Luis’ students—Karlos Arguiñano, Pedro Subijana, and others—would go on to be more rich and famous than he. Such is the fate of the teacher. But you can draw a straight line between Luis and the galaxy of Michelin-starred restaurants around the country. Just as I can draw a straight line between Luis and my life in Spain.
Gol de Messi
El Celler de Can Roca, Girona
Dinner had just ended. Or so I thought. Twenty-seven courses, five hours, all of it mind-bending, all of it eaten alone. I landed in Spain a few days earlier, a stopover on my way to Italy, where I hoped to find a quiet town where I could start life over.
This was my first confrontation with the avant-garde Spanish cooking, and the results floored me: an oyster covered in a clear distillation of earth (“everyone has eaten dirt before” Joan Roca told me when he brought it to the table); a futuristic steak tartare goosed with sherry-soaked raisins and mustard Dipping Dots; a warm puree of foie gras and figs that gives me goosebumps to this day when I think about it.
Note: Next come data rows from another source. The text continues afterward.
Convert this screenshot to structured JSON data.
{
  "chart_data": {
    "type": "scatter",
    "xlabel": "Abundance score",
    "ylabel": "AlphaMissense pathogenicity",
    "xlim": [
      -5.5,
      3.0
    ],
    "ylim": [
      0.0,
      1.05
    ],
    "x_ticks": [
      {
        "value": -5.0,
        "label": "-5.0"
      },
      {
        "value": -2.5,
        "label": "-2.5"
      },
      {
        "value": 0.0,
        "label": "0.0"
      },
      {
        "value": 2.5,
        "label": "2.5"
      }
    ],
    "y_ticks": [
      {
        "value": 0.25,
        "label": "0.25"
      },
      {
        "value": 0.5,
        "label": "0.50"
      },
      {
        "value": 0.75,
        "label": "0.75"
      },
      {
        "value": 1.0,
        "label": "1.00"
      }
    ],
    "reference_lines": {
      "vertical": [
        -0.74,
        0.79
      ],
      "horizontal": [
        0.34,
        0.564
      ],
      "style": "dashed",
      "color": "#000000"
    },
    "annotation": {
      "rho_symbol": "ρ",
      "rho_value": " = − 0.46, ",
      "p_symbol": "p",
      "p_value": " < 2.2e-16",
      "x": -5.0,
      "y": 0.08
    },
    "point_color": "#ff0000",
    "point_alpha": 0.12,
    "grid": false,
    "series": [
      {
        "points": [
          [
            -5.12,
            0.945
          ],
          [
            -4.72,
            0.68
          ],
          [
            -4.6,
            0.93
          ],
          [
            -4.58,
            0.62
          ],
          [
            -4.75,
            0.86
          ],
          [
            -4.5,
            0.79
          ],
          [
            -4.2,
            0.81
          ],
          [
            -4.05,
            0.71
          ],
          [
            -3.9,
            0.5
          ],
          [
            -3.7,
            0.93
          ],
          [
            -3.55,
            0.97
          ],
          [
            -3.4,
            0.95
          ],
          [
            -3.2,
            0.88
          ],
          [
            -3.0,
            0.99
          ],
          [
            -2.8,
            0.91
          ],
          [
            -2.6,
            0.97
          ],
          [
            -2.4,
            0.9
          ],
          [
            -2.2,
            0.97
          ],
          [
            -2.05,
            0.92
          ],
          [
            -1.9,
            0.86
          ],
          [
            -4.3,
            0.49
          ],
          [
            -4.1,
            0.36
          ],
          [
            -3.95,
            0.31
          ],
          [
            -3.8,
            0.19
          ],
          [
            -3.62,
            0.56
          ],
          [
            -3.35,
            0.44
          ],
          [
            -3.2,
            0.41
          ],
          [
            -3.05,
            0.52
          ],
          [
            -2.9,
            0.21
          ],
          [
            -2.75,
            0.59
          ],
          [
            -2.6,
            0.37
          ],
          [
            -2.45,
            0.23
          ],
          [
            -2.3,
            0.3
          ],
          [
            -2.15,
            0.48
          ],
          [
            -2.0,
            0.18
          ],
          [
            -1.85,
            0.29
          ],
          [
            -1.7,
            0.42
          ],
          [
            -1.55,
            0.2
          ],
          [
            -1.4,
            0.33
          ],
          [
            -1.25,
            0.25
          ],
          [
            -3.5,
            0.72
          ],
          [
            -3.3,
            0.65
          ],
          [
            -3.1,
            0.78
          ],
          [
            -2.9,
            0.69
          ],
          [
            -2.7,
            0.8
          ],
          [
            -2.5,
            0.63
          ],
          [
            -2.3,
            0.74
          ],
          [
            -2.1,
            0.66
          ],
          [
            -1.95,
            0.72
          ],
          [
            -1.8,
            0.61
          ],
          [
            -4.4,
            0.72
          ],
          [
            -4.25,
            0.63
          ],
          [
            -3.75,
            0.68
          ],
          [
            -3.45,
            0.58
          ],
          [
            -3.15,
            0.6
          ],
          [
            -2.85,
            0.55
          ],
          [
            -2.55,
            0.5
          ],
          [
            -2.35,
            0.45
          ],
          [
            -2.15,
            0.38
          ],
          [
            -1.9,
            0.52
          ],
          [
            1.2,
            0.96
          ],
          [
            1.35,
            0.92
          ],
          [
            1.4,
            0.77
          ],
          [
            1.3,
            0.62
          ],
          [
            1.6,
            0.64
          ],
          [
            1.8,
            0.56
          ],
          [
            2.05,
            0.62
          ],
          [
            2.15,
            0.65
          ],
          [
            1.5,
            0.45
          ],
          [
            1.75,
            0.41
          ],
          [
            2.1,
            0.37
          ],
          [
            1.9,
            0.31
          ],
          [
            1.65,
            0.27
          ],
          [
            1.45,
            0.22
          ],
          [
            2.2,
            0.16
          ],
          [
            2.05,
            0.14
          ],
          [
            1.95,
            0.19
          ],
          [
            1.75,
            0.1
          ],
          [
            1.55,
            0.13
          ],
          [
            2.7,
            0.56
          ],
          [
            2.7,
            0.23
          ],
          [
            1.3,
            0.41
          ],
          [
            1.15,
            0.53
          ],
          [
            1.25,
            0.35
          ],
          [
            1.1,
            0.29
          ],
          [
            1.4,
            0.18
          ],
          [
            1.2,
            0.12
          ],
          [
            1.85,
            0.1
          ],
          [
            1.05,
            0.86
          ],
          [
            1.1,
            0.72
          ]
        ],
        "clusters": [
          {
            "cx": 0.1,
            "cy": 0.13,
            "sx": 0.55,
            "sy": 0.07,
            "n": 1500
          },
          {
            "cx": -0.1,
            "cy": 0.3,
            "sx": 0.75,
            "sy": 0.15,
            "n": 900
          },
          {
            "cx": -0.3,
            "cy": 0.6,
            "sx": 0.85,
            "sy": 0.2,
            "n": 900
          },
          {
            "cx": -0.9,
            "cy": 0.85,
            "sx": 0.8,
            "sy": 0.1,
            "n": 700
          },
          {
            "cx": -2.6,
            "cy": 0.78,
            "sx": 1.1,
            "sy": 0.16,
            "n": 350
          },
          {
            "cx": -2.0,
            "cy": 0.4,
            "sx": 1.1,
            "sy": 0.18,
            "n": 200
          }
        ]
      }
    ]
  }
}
I found myself fighting back tears more than a few times—whether from the generous beauty of the food and service or the fact that I was having the best meal of my life all alone, I’ll never know.
Just when I thought dinner was done, Jordi Roca, the youngest of the three Roca brothers, emerged from the kitchen and told me he had a dessert still in its experimental stages. Would I mind tasting it?
And so it was that a half soccer ball was placed before me, hollowed out and filled with real soccer turf. A zig-zagging metal track wove its way through the grass, punctuated by white meringues (representing players from Real Madrid, colloquially known as merengues). An edible soccer ball filled with dulce de leche was placed on one end, a sugar-spun goal on the other. Jordi told me his newest piece was called “Un Gol de Messi”. To bring it all together, a futuristic radio played with a famous Catalan announcer works himself into a furious state of ecstasy describing one of Messi’s most spectacular goals. I couldn’t stop laughing; it took me 15 minutes to eat.
Everything about the meal was a lesson for the life in front of me—the soul-soothing touches of Catalan home cooking, the breathtaking precision, the relentless generosity and good nature of the chefs and the staff. Above all, the belief that food—even food at the restaurant that three years later would be named the best in the world—is meant to be fun. “We try not to take ourselves too seriously,” Joan told me that night.
Many years later I was shocked to find that some eaters and critics thought the Rocas’ homage to Messi was ridiculous, and maybe it was ridiculous. But when you are as good as these three brothers, you’ve earned the right to be ridiculous.